Суевѣрный человѣкъ можетъ подумать, что это старогородскій домовой, пришедшій повздыхать надъ городомъ за часъ до его пробужденія.
Однако, все болѣе и болѣе яснѣющій разсвѣтъ съ каждымъ мгновеніемъ позволяетъ точнѣе видѣть, что это не домовой, и не иной духъ, хотя въ то же время все-таки и не совсѣмъ что-либо обыкновенное. Теперь мы видимъ, что у этой фигуры руки опущены въ карманы. Изъ одного кармана торчитъ очень длинный прутъ, съ надвязанною на его концѣ пращей, или, по крайней мѣрѣ, рыболовною лесой, изъ другого — на четырехъ бечевахъ виситъ что-то похожее на тяжелую палицу. Но вотъ шелохнулъ вѣтерокъ, по сонной рѣкѣ тихо сверкнуло мелкою рябью, за узорною рѣшеткой соборнаго храма встрепенулись листочки березъ, и пустыя складки широкихъ покрововъ нагорной статуи задвигались тихо и открыли тонкія ноги, въ бѣлыхъ ночныхъ панталонахъ. Въ эту же секунду, какъ обнажились эти тонкія ноги, взади изъ-за нихъ неожиданно выставилось четыре руки, принадлежащія двумъ другимъ фигурамъ, скрывавшимся на второмъ планѣ картины. Услужливыя руки эти захватили раздутыя полы, собрали ихъ и снова обернули ими тоненькія, бѣлыя ноги кумира. Теперь стоило только взглянуть поприлежнѣе, и можно было разсмотрѣть двѣ остальныя фигуры. Справа виднѣлась женщина. Она бросалась въ глаза прежде всего непомѣрною выпуклостью своего чрева, на которомъ высоко поднималась узкая туника. Въ рукахъ у этой женщины мѣдный, блестящій щитъ, посрединѣ котораго былъ прикрѣпленъ большой пукъ волосъ, какъ будто только что снятыхъ съ черепа вмѣстѣ съ кожей. Съ другой стороны, именно слѣва высокой фигуры, выдавался широкобородый, приземистый, черный дикарь.

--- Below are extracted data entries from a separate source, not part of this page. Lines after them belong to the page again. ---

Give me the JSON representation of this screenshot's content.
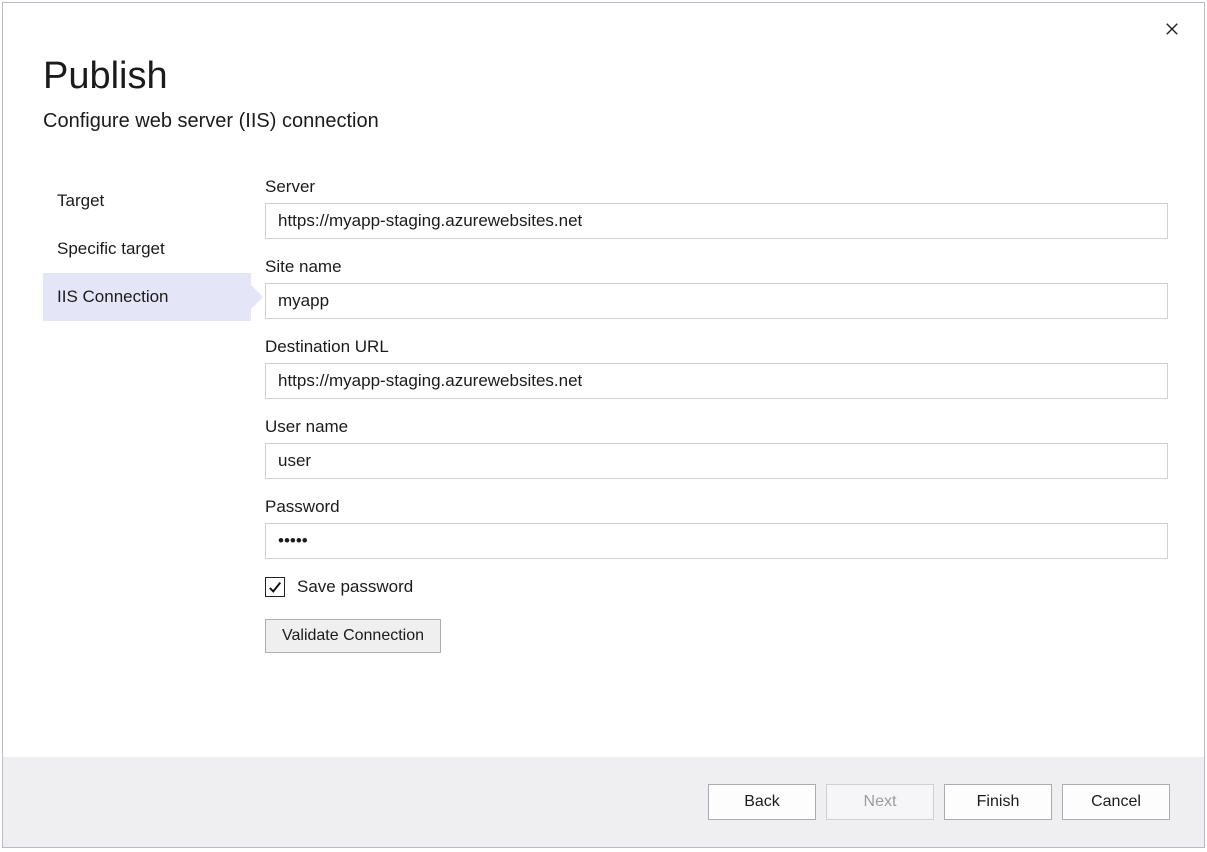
{
  "header": {
    "title": "Publish",
    "subtitle": "Configure web server (IIS) connection"
  },
  "sidebar": {
    "steps": [
      {
        "label": "Target",
        "active": false
      },
      {
        "label": "Specific target",
        "active": false
      },
      {
        "label": "IIS Connection",
        "active": true
      }
    ]
  },
  "form": {
    "server_label": "Server",
    "server_value": "https://myapp-staging.azurewebsites.net",
    "sitename_label": "Site name",
    "sitename_value": "myapp",
    "desturl_label": "Destination URL",
    "desturl_value": "https://myapp-staging.azurewebsites.net",
    "username_label": "User name",
    "username_value": "user",
    "password_label": "Password",
    "password_value": "•••••",
    "save_password_label": "Save password",
    "save_password_checked": true,
    "validate_label": "Validate Connection"
  },
  "footer": {
    "back": "Back",
    "next": "Next",
    "finish": "Finish",
    "cancel": "Cancel",
    "next_enabled": false
  }
}
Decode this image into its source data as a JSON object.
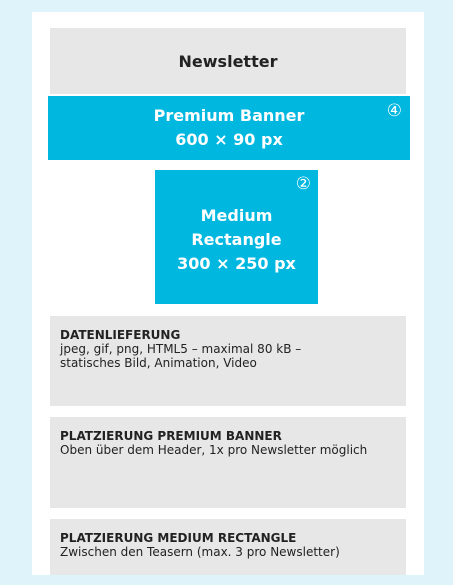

Подъ лѣвою рукой у него было что-то похожее на орудія пытки, а въ правой онъ держалъ кровавый мѣшокъ, изъ котораго свѣсились книзу двѣ человѣческія головы, блѣдныя, лишенныя волосъ и, вѣроятно, испустившія послѣдній вздохъ въ пыткѣ. Окрестъ этихъ трехъ лицъ совсѣмъ вѣяло воздухомъ сѣверной саги. Но вотъ свѣтъ, ясное солнце всплыло еще немножко повыше, и таинственной саги какъ не бывало. Это просто три живые, хотя и весьма оригинальные человѣка. Они и еще постояли съ минуту и потомъ двинулись книзу. Спустясь шаговъ десять, они снова остановились, и тотъ, который былъ изъ нихъ выше другихъ и стоялъ впереди, тихонько промолвилъ:
— Смотри, братъ Комарь, а вѣдь ихъ что-то нынче не видно!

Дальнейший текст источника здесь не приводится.